# Dog Foods with NO dyes to help prevent tear staining?



## karrielyne (Jul 30, 2006)

Hi ya'll!!!
I know from reading that dog food seems to be a little bit of a controversial topic but what I am looking for is to see if you know what foods do not have the dyes that could cause the staining for tears and/or around the mouth area. Right now I use Science Diet because that is what they were on when I brought them home, meanwhile my other dogs eat Nutro and they try and eat that every chance they get =) Do either of these have the dyes in them. I have no idea what to look for on the lable to find out....new to this whole tearstaining thing.....thanks for your help!!!!
Karrie


----------



## thinkpink (Sep 25, 2004)

I don't know if either of those have dyes in them but I do know that Bella was on Science Diet for about a month and she had not only horrible stains but they had a terrible odor.
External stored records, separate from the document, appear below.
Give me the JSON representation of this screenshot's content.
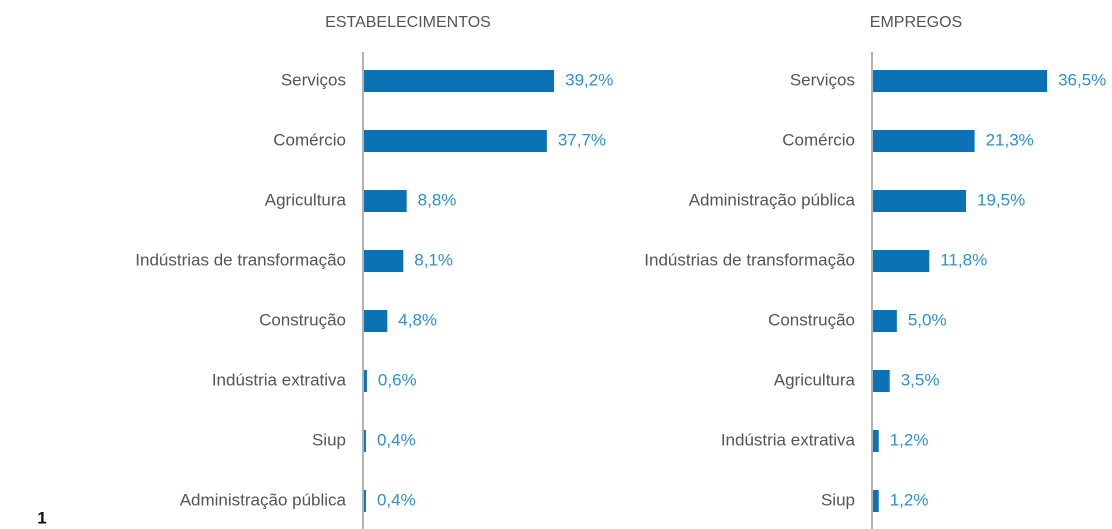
{
  "chart_data": [
    {
      "type": "bar",
      "orientation": "horizontal",
      "title": "ESTABELECIMENTOS",
      "color": "#0b72b5",
      "categories": [
        "Serviços",
        "Comércio",
        "Agricultura",
        "Indústrias de transformação",
        "Construção",
        "Indústria extrativa",
        "Siup",
        "Administração pública"
      ],
      "values": [
        39.2,
        37.7,
        8.8,
        8.1,
        4.8,
        0.6,
        0.4,
        0.4
      ],
      "value_labels": [
        "39,2%",
        "37,7%",
        "8,8%",
        "8,1%",
        "4,8%",
        "0,6%",
        "0,4%",
        "0,4%"
      ]
    },
    {
      "type": "bar",
      "orientation": "horizontal",
      "title": "EMPREGOS",
      "color": "#0b72b5",
      "categories": [
        "Serviços",
        "Comércio",
        "Administração pública",
        "Indústrias de transformação",
        "Construção",
        "Agricultura",
        "Indústria extrativa",
        "Siup"
      ],
      "values": [
        36.5,
        21.3,
        19.5,
        11.8,
        5.0,
        3.5,
        1.2,
        1.2
      ],
      "value_labels": [
        "36,5%",
        "21,3%",
        "19,5%",
        "11,8%",
        "5,0%",
        "3,5%",
        "1,2%",
        "1,2%"
      ]
    }
  ],
  "footnote": "1"
}
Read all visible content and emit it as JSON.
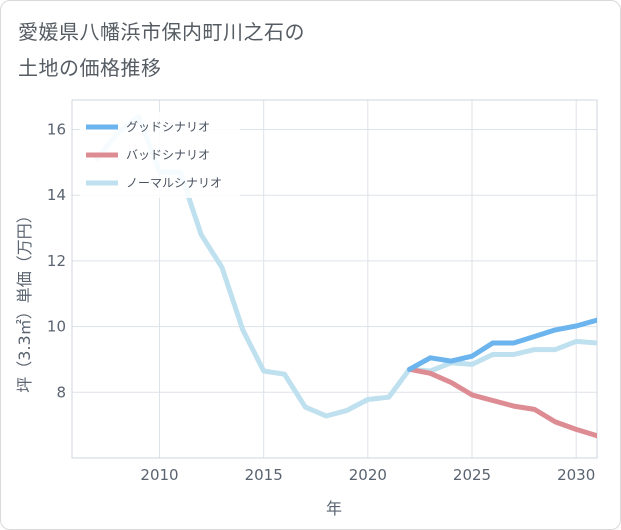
{
  "title": {
    "line1": "愛媛県八幡浜市保内町川之石の",
    "line2": "土地の価格推移"
  },
  "chart_data": {
    "type": "line",
    "xlabel": "年",
    "ylabel": "坪（3.3㎡）単価（万円）",
    "xlim": [
      2005.8,
      2031
    ],
    "ylim": [
      6.0,
      16.9
    ],
    "xticks": [
      2010,
      2015,
      2020,
      2025,
      2030
    ],
    "yticks": [
      8,
      10,
      12,
      14,
      16
    ],
    "grid": true,
    "legend_position": "top-left",
    "series": [
      {
        "name": "グッドシナリオ",
        "color": "#6cb4ee",
        "x": [
          2022,
          2023,
          2024,
          2025,
          2026,
          2027,
          2028,
          2029,
          2030,
          2031
        ],
        "y": [
          8.7,
          9.05,
          8.95,
          9.1,
          9.5,
          9.5,
          9.7,
          9.9,
          10.02,
          10.2
        ]
      },
      {
        "name": "バッドシナリオ",
        "color": "#de8c94",
        "x": [
          2022,
          2023,
          2024,
          2025,
          2026,
          2027,
          2028,
          2029,
          2030,
          2031
        ],
        "y": [
          8.7,
          8.58,
          8.3,
          7.92,
          7.75,
          7.58,
          7.48,
          7.1,
          6.87,
          6.68
        ]
      },
      {
        "name": "ノーマルシナリオ",
        "color": "#bfe0ee",
        "x": [
          2007,
          2008,
          2009,
          2010,
          2011,
          2012,
          2013,
          2014,
          2015,
          2016,
          2017,
          2018,
          2019,
          2020,
          2021,
          2022,
          2023,
          2024,
          2025,
          2026,
          2027,
          2028,
          2029,
          2030,
          2031
        ],
        "y": [
          15.1,
          15.9,
          16.4,
          14.7,
          14.7,
          12.8,
          11.8,
          9.9,
          8.65,
          8.55,
          7.55,
          7.28,
          7.45,
          7.78,
          7.85,
          8.7,
          8.65,
          8.9,
          8.85,
          9.15,
          9.15,
          9.3,
          9.3,
          9.55,
          9.5
        ]
      }
    ]
  }
}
I've gone back and forth on many different foods and the only one that seems to agree with her (and that she'll actually eat) is Royal Canin. You kinda have to test the waters and see what works for you. I'm not sure how dog food is labeled cause I haven't looked in so long but I do know that if treats have dye in them it will say something like Red 40 at the very end of the list. Hope that helps.


----------



## lorilynne (May 20, 2006)

My breeder uses Purina Pro Plan. She says it has no dyes.


----------



## beckybc03 (Jul 6, 2006)

I feed Lilly Merrick puppy plate and there are no dyes in that.


----------